Shorter expiry gives faster time decay, but it also leaves less time to repair a wrong strike decision.

When not to sell a strike

A strike should be rejected when the risk does not justify the premium.

  • The bid-ask spread is too wide.
  • The strike is selected only because premium is high.
  • A major event can move the underlying through the strike.
  • The hedge creates poor reward-to-risk.
  • You cannot name the level where the trade is wrong.

Why high premium can be a warning

A high premium is not a gift. It usually reflects higher uncertainty, closer strike risk, more time value, higher implied volatility, or a combination of these.

If the premium looks unusually attractive, the trader should ask what risk the market is pricing. Often the answer is event risk, volatility expansion, or a strike that is close enough to be tested.

Strike selection for intraday versus positional trades

Intraday strike selection focuses more on current range, liquidity, time of day, and immediate invalidation. Positional strike selection must also consider overnight gaps, event calendar, and volatility changes over multiple sessions.

The same strike can be reasonable for a short intraday scalp and unreasonable for an overnight hold, depending on hedge and risk budget.

A strike selection workflow

The workflow should move from market view to risk, not from premium to hope.

  • Mark the market condition and invalidation level.
  • Choose candidate strikes beyond or around that level.
  • Check premium, delta, liquidity, and bid-ask spread.
  • Add the hedge and calculate maximum loss.
  • Reject the trade if the reward does not justify the risk.

Why strike selection changes after a fast move

After a sharp index move, option premiums, deltas, and support-resistance context can change quickly. A strike that looked far in the morning may become close by afternoon. The option chain updates, but the trader's original comfort may lag behind reality.

This is why strike selection is not a one-time decision. The trader should know what happens if spot moves toward the short strike and whether the trade will be exited, adjusted, or left alone according to the plan.

How hedge width affects strike choice

In a credit spread, the hedge strike determines maximum loss along with the net premium. A wider spread may collect more credit but can create a larger maximum loss.
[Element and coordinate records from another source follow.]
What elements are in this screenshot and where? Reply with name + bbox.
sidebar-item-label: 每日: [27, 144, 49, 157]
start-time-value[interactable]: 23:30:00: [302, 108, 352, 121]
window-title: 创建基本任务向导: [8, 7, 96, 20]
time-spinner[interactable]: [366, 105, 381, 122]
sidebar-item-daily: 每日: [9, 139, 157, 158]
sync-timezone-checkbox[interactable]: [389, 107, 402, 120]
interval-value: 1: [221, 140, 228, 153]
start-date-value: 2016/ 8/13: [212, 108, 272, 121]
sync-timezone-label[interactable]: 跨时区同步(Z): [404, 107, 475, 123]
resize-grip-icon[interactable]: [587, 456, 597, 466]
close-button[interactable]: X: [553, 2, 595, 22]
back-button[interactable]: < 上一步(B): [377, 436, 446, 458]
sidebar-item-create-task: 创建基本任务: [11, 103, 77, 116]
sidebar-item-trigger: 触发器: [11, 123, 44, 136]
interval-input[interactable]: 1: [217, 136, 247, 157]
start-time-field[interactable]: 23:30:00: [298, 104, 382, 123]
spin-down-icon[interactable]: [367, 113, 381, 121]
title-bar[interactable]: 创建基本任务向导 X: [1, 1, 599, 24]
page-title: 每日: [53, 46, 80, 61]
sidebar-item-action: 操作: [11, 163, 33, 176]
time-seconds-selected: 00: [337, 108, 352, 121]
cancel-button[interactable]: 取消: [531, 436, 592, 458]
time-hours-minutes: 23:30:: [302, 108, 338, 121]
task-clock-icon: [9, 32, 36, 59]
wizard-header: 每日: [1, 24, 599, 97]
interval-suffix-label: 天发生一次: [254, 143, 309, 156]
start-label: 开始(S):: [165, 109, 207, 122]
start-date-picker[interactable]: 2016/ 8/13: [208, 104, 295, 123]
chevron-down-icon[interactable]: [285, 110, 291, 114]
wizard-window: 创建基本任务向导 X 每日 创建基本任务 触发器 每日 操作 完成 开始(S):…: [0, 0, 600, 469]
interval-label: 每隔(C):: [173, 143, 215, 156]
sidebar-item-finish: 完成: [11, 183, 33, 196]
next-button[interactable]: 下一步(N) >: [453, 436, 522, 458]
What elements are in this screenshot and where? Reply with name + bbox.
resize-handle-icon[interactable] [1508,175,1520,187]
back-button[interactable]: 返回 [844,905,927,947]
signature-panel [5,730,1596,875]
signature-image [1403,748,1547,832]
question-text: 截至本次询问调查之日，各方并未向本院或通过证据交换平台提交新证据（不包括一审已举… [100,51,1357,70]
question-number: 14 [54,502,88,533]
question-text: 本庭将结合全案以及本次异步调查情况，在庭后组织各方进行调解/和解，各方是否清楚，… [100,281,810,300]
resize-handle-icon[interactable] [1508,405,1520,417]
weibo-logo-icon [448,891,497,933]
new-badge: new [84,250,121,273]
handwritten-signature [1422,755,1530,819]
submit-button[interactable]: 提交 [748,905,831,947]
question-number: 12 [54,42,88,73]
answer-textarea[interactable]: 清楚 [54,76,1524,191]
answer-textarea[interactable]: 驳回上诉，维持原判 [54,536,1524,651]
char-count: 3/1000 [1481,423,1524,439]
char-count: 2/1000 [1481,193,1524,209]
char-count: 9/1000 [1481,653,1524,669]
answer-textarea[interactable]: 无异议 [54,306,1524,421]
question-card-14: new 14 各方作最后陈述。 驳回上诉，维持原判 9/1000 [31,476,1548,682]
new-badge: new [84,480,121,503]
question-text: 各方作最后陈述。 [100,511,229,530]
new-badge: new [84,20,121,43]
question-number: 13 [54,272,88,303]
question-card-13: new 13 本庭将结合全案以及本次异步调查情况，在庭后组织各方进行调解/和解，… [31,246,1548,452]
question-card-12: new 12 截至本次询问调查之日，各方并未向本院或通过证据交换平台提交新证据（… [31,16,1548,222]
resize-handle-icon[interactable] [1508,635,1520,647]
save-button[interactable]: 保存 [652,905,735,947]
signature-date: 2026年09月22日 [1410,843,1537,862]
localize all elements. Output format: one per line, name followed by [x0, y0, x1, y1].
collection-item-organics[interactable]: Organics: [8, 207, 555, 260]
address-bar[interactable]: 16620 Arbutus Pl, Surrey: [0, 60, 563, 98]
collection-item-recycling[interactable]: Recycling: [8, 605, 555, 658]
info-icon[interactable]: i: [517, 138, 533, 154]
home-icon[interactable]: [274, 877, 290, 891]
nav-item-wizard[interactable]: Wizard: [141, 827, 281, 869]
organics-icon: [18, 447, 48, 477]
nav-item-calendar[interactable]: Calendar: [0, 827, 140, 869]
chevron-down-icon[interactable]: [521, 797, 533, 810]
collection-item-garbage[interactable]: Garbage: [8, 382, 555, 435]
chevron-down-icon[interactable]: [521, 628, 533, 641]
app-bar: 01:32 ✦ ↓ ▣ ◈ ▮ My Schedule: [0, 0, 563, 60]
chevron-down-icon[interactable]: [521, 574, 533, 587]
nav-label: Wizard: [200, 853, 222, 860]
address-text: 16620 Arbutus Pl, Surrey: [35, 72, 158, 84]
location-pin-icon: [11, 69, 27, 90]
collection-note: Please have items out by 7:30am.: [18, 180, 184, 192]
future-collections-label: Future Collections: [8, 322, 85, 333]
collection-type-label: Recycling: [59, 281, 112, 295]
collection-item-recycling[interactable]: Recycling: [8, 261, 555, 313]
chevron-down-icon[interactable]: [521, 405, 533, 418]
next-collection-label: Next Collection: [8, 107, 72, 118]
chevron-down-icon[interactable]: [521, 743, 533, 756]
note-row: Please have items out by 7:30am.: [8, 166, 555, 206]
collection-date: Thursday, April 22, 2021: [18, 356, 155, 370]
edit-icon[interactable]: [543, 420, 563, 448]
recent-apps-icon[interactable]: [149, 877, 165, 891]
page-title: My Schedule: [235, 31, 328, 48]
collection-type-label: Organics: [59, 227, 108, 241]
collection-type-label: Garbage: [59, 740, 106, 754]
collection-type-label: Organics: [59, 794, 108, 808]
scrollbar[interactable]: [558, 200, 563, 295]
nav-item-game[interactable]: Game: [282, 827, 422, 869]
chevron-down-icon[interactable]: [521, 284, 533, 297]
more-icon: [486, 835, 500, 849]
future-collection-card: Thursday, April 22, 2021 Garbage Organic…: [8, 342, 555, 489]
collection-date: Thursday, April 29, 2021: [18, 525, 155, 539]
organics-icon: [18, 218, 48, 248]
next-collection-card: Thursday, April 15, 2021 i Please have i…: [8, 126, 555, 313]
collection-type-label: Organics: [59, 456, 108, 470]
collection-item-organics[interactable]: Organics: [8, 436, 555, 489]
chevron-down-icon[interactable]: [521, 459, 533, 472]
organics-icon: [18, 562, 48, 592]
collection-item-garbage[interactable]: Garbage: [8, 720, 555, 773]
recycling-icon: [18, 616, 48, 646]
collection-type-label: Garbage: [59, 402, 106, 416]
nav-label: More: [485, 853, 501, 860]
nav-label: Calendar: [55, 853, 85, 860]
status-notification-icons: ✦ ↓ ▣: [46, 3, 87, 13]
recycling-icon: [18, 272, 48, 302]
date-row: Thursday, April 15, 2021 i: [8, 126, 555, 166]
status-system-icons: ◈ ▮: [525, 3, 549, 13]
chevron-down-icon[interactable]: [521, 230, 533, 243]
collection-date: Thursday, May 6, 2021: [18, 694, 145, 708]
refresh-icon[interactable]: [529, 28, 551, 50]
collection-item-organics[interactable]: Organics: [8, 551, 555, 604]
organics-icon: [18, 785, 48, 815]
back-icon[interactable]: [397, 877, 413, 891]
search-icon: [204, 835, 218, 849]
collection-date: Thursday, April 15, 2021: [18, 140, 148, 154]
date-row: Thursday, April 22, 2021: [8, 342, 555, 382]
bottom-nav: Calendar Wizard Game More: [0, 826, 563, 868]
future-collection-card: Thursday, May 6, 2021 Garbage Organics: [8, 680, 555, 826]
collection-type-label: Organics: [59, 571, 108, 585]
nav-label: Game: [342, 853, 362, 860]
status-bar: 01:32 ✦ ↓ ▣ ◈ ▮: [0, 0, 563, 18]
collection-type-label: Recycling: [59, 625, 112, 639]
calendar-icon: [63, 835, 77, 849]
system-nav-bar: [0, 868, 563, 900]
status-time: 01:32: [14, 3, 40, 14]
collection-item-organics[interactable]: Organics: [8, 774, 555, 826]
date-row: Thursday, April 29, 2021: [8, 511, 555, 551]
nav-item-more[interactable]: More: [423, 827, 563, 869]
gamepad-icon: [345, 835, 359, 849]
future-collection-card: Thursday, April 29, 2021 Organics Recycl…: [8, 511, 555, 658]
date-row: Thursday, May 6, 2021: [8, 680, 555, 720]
A narrow spread may control loss better but may not offer enough reward after costs.

Strike selection therefore includes both the short strike and the hedge strike. Choosing only the short strike is incomplete.

Next guides to read

Strike selection should be studied with NIFTY behavior, safer defined-risk structures, and the overall strategy guide.

Frequently asked questions

Which strike is best for option selling?

There is no best strike. A suitable strike depends on strategy, volatility, expiry, liquidity, and risk limit.

Is selling far OTM options safer?

Far OTM options may have lower probability of being hit, but losses can still be large during sharp moves.

Should I choose strike by premium only?

No. Premium should be considered with risk, liquidity, distance from spot, hedge cost, and exit plan.

Is delta enough for strike selection?

No. Delta is useful, but support-resistance, volatility, liquidity, expiry, and maximum loss also matter.

Is selling far OTM always better?

No. Far OTM options collect less premium and can still lose heavily in sharp moves.

What delta should option sellers use?

There is no universal delta. Lower delta gives more distance and less premium; higher delta gives more premium and more risk.

Should support and resistance decide the strike?

They can help, but they should be combined with volatility, liquidity, delta, hedge, and maximum loss.